First, they organize in the local community, the neighborhood, rather than the workplace. I have referred to this as organizing at the point of social reproduction rather than the point of production. As I have argued, this is not a new phenomenon; however, as fewer people are tied to a specific workplace, organizing in the immediate community becomes even more important. However, this dispersal necessitates a simultaneous strengthened effort to connect ongoing struggles. Second, the groups center a large part of their activities around what I have called care practices; that is, the maintenance of social relationships, emotional work, and the practical and material support the group offers. These practices constitute the reproductive labor that goes into the daily maintenance of the movement, reproducing the movement as well as its wider community. Together, they offer an alternative to the individualization accompanying precarity. In showing how they do this I have situated the care practices of the movement in relation to the political economic context in which the movement operates. I have argued that this way of organizing also presents a dilemma to the activists, who worry that they are merely making the system more livable rather than challenging it. To avoid this, these caring practices must be politicized and used to build an enduring ‘community in struggle’ from which state-sanctioned precarity can be challenged.

In summary, through deploying a social reproduction theoretical framework (Federici, Citation2012; Fraser, Citation2016) this study highlights the necessity of focusing on the sphere of reproduction as well as production when studying the consequences of changes in the political economy on movements. In this way, it builds on earlier work on gender and social movements by examining the role of movement practices gendered as feminine in these processes, insisting on their profoundly political nature (Taylor, Citation1999). In this way, the study relates to more recent scholarship on the role of care in European anti-austerity movements. For example, scholars have demonstrated the role of care practices in the 15-M square protests and the anti-eviction movement PAH during the Spanish financial crisis (Agenjo-Calderón et al., Citation2023; Santos, Citation2020; see also Flesher Fominaya, Citation2020). Diz et al. (Citation2023) have showed how this ethos of care was again mobilized by the Mutual Aid Groups in Spain during the COVID-19 pandemic. The study contributes to this literature by combining the political economy approach with a Marxist-feminist theoretical perspective to understand socio-economic developments and social movement care practices as integrated within the same framework. It demonstrates how movements deploy care practices not only in times of crisis but also in periods of relative stability. More studies are needed to show how this plays out in anti-austerity movements in contexts undergoing similar developments and how these seek to overcome similar dilemmas to those presented here. While this article has mainly focused on the gendered aspects, future research should pay further attention to the role of racialized effects of welfare state reforms in these movements.

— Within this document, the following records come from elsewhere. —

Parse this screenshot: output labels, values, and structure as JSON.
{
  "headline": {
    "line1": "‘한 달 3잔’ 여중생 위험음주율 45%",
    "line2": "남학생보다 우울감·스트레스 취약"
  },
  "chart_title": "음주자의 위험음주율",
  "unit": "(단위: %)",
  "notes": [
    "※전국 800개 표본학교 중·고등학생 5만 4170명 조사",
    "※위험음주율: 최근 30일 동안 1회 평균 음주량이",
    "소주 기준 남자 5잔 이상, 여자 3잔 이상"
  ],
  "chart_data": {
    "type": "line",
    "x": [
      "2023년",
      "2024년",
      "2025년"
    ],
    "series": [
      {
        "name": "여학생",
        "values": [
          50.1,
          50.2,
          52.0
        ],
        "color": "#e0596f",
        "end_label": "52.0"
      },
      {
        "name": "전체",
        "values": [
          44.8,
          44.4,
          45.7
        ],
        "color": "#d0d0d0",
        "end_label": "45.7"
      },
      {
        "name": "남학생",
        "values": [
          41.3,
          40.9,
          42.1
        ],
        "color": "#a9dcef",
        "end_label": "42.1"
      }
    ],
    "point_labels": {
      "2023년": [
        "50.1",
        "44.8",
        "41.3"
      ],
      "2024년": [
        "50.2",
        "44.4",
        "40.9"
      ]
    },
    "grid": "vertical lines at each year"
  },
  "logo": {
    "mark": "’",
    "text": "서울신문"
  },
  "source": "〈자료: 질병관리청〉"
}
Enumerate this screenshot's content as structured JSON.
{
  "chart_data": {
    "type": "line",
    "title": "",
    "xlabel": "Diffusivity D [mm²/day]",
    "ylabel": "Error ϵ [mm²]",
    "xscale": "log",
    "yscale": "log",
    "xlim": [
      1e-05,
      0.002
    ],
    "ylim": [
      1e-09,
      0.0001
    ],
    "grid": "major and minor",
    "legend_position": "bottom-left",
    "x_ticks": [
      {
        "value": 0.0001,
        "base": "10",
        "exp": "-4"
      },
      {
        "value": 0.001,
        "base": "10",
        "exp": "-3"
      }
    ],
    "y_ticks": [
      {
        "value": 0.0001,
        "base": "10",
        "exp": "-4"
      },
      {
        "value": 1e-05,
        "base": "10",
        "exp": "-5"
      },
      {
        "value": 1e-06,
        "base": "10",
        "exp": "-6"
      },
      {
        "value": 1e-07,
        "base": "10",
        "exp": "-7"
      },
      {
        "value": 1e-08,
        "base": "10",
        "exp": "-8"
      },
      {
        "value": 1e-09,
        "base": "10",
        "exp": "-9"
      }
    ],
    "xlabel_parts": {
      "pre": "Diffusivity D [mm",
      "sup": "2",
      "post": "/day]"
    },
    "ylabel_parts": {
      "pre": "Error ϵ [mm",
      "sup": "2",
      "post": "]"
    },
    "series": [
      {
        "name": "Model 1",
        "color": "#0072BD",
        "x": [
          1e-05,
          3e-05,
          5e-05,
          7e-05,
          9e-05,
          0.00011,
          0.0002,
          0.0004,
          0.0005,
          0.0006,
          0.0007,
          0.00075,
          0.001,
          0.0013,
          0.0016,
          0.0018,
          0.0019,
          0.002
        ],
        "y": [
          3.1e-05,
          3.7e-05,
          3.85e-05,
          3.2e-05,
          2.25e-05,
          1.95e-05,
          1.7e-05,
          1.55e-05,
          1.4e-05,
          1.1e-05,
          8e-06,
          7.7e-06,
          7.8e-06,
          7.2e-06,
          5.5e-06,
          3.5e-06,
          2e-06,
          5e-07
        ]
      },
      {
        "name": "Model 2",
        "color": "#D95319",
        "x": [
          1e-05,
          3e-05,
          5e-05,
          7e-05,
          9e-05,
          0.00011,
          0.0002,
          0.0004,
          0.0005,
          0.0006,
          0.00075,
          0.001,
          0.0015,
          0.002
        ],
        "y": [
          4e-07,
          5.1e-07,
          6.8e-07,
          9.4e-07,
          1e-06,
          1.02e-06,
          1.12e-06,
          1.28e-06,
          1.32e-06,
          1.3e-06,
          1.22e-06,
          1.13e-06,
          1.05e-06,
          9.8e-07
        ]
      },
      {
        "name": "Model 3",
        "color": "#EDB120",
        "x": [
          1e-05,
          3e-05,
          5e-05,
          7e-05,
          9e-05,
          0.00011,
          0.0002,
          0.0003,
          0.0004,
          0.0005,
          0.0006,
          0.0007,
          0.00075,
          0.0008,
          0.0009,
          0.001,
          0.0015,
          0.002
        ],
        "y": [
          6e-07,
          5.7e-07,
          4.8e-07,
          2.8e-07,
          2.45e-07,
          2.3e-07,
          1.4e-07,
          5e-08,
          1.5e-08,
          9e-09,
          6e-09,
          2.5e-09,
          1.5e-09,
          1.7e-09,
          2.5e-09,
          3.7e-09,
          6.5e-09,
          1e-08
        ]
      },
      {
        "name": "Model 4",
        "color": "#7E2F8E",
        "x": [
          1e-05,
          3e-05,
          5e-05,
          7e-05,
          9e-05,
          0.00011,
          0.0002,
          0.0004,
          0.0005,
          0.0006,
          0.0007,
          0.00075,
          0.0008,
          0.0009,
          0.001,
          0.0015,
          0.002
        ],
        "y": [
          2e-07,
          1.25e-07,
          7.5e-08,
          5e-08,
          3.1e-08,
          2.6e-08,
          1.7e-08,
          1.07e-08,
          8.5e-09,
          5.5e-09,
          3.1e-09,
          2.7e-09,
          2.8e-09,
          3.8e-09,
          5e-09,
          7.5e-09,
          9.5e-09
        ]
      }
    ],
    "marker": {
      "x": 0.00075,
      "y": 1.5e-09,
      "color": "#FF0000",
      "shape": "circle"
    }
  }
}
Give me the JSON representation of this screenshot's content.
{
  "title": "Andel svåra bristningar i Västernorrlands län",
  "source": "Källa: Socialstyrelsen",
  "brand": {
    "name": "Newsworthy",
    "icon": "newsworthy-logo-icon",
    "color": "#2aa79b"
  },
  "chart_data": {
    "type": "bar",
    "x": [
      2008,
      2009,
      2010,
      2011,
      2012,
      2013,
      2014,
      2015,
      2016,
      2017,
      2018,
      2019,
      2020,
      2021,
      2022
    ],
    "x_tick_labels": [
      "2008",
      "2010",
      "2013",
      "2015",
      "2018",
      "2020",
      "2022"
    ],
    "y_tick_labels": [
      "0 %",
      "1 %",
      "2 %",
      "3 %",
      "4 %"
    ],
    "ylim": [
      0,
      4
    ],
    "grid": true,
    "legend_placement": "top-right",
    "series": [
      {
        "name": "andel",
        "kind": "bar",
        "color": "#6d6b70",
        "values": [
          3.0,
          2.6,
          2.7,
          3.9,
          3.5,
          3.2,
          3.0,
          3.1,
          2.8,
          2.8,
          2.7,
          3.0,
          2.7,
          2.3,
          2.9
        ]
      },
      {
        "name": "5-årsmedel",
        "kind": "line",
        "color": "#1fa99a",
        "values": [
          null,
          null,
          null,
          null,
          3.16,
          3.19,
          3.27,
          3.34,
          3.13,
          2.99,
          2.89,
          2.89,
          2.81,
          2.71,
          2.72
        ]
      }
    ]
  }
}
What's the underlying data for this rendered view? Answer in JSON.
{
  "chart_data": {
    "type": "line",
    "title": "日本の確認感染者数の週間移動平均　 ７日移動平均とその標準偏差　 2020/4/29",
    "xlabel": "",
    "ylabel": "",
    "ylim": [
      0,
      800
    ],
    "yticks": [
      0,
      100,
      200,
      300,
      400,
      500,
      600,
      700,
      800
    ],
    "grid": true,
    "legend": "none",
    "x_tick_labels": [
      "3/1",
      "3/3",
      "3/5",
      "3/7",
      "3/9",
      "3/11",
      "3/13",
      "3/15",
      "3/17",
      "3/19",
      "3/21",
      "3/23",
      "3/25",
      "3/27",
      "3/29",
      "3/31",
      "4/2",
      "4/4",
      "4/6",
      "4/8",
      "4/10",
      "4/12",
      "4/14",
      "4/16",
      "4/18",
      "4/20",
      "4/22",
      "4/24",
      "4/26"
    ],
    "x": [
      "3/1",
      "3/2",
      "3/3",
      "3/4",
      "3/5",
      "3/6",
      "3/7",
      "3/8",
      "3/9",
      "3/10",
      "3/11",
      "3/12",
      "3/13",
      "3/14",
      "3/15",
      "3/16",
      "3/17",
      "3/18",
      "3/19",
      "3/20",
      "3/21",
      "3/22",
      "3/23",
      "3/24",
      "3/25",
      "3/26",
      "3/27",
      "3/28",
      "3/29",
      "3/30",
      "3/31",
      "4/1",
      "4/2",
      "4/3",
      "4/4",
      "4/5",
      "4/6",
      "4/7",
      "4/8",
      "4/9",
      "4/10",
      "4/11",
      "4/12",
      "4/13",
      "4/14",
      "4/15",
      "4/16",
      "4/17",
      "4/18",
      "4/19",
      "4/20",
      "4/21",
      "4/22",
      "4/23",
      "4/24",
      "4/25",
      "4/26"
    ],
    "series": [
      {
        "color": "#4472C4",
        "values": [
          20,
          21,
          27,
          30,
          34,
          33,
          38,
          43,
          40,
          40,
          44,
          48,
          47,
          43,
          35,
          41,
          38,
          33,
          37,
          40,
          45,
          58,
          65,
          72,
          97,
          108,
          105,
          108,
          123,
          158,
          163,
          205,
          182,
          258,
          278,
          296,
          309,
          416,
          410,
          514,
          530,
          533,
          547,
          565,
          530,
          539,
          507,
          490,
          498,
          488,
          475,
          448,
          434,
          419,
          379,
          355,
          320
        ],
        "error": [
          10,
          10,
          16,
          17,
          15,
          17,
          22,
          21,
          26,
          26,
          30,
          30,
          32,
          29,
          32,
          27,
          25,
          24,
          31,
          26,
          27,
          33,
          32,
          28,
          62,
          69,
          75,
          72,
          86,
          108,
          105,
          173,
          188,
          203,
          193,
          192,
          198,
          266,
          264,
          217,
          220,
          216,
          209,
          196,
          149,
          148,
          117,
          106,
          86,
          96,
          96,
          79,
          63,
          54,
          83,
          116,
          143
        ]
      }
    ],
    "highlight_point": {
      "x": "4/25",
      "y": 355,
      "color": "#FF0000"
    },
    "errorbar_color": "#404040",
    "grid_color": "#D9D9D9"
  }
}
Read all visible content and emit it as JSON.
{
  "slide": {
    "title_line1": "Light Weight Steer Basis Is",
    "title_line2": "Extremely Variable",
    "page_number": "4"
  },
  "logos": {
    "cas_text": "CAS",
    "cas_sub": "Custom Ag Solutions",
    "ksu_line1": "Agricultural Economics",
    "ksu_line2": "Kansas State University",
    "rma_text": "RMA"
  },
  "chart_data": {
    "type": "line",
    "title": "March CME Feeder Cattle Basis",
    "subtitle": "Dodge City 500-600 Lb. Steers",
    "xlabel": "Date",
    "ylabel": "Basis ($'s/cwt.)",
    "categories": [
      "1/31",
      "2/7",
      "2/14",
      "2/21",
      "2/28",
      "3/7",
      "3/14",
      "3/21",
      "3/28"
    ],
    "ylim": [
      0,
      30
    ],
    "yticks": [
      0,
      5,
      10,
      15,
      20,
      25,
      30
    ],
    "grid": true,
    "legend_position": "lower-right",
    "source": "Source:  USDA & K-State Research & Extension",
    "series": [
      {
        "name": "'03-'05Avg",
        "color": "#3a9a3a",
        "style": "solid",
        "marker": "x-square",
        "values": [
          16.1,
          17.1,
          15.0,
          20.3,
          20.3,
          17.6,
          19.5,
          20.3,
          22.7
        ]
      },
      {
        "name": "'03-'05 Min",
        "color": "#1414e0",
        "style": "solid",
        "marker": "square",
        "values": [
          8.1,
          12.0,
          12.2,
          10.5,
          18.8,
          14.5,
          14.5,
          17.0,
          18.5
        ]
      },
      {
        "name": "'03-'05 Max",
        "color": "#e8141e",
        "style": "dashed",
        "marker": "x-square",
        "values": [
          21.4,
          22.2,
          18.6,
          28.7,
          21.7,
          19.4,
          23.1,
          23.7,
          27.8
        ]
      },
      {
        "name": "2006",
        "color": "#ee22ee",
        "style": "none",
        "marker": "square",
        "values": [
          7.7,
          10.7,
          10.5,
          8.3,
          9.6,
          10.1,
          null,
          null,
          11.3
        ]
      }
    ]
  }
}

Disclaimer on ethics approval

The data for this article was collected as part of the research for my master thesis at the Department of Anthropology, the University of Copenhagen from August-December 2018 under the supervision of Nico Miskow Friborg. At the time, the department did not require approval from an ethical review board for research carried out by master students, only approval from the supervisor.

Disclosure statement

No potential conflict of interest was reported by the author(s).

Additional information

Notes on contributors

Lotte Schack

Lotte Schack is a PhD student in sociology at the Department of Sociology and Work Science at the University of Gothenburg. Her current research explores visions of a fossil free and just future within the Swedish climate movement.

Notes

1. The terms ‘reproductive labor’ and ‘care work’ are used interchangeably in this article.

2. At least in West Germany. In East Germany, labor market participation was generally more gender equal than in the West (Rosenfeld et al., Citation2004).